The movie hones in on this rise and fall, eagerly focusing on Williams’ alcoholism and drug use (chronic back pain plagued him, too) as well as his stormy relationship with his wife and manager Audrey Sheppard (Elizabeth Olsen). Their marriage is tested by creative tensions — Audrey thinks she should be allowed to sing on his radio show while everybody with ears disagrees — and eventually his womanizing. Once their marriage dissolves and Olsen more or less disappears from the screen, the film stumbles to its abrupt ending with only one poignant scene to recommend it: a desperate, strung-out Williams wailing his new song — Your Cheatin’ Heart — with a sharp whiff of self loathing.
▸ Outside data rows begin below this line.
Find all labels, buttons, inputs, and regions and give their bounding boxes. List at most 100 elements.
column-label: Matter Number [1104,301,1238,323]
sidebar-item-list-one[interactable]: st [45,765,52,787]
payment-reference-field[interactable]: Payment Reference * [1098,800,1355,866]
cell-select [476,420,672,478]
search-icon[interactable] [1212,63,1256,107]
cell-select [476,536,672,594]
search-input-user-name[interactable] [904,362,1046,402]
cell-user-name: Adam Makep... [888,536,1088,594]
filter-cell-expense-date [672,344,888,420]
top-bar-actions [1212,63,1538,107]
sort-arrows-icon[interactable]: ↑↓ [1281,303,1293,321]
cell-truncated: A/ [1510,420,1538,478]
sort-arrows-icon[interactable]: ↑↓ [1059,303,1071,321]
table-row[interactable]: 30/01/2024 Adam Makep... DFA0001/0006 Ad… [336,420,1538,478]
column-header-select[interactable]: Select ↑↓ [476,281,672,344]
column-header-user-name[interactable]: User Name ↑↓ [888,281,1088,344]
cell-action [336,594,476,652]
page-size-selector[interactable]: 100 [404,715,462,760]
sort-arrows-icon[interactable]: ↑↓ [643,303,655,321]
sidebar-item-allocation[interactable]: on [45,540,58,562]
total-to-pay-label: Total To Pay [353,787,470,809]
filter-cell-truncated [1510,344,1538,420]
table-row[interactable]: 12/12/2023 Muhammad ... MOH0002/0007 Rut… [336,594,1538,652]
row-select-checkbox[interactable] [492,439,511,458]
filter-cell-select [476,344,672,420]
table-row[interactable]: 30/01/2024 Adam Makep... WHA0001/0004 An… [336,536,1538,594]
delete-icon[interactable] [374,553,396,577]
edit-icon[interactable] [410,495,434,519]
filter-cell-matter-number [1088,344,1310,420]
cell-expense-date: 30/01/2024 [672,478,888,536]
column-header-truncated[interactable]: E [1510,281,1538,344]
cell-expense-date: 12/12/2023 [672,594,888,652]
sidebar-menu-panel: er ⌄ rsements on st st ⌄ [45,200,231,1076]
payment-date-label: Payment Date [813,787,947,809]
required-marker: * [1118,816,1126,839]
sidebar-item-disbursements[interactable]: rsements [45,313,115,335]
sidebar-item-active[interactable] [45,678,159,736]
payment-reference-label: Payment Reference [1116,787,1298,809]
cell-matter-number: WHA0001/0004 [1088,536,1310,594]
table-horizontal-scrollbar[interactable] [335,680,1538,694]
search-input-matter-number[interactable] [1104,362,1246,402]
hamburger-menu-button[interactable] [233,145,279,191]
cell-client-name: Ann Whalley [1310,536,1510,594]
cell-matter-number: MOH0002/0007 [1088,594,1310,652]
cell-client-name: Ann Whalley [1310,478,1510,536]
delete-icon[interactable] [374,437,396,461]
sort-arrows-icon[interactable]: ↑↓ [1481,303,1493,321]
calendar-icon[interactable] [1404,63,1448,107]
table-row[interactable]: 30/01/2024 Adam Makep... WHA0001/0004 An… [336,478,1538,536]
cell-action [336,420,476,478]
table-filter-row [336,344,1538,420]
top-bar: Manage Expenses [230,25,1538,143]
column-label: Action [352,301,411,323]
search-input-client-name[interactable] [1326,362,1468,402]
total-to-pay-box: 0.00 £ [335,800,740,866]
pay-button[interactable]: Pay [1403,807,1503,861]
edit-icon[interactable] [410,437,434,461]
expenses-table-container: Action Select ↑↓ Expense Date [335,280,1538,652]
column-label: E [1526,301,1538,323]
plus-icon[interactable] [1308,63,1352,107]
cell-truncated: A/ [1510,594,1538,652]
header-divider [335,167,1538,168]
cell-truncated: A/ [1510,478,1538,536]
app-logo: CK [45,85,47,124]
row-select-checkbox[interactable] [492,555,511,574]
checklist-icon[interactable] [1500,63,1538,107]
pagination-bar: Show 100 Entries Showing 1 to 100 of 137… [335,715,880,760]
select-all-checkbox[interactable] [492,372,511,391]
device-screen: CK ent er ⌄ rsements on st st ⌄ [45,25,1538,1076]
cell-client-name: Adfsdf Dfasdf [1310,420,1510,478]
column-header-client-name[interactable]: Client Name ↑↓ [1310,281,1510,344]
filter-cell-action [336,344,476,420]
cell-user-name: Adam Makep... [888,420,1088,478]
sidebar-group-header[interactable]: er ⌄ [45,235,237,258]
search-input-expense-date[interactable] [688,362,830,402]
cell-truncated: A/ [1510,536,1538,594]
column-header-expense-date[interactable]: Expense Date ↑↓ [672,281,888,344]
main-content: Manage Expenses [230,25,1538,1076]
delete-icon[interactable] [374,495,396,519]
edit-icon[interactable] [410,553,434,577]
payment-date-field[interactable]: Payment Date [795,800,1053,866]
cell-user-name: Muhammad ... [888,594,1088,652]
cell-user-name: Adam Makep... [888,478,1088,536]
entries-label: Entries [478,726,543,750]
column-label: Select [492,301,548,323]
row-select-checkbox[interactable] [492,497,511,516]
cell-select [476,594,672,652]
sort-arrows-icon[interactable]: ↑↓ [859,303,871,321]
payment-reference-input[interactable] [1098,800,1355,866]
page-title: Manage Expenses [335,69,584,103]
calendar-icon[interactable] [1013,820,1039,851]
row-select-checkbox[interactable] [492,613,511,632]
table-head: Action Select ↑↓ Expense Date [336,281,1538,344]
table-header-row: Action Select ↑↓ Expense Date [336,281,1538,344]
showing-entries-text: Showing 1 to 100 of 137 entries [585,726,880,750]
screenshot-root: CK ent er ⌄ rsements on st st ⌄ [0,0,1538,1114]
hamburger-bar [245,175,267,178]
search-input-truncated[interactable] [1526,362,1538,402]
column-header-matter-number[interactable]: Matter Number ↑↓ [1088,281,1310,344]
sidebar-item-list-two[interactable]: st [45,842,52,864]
The distance between the cocky charmer of Lovesick Blues and this depressed, broken man on a cheap sofa is shocking, and the moment is one of the film’s handful of memorable ones. But I Saw the Light never puts Williams’ music into any kind of context, failing even to explain his dark alter ego — “Luke the Drifter” — in a satisfactory way. We get no real sense of the country music world or what fired the musical imagination of the public at the time. Williams’ work exists in a vacuum here, his death a sad afternote that never really registers on a larger scale.
Cast: Tom Hiddleston, Elizabeth Olsen, Bradley Whitford, Cherry Jones, Maddie Hasson.
Director: Marc Abraham.
Screenwriter: Marc Abraham. Based on the book by Colin Escott, George Merritt and William MacEwan.
A Sony Pictures Classic release. Running time: 123 minutes. Brief language, brief sexuality/nudity. Playing at: area theaters.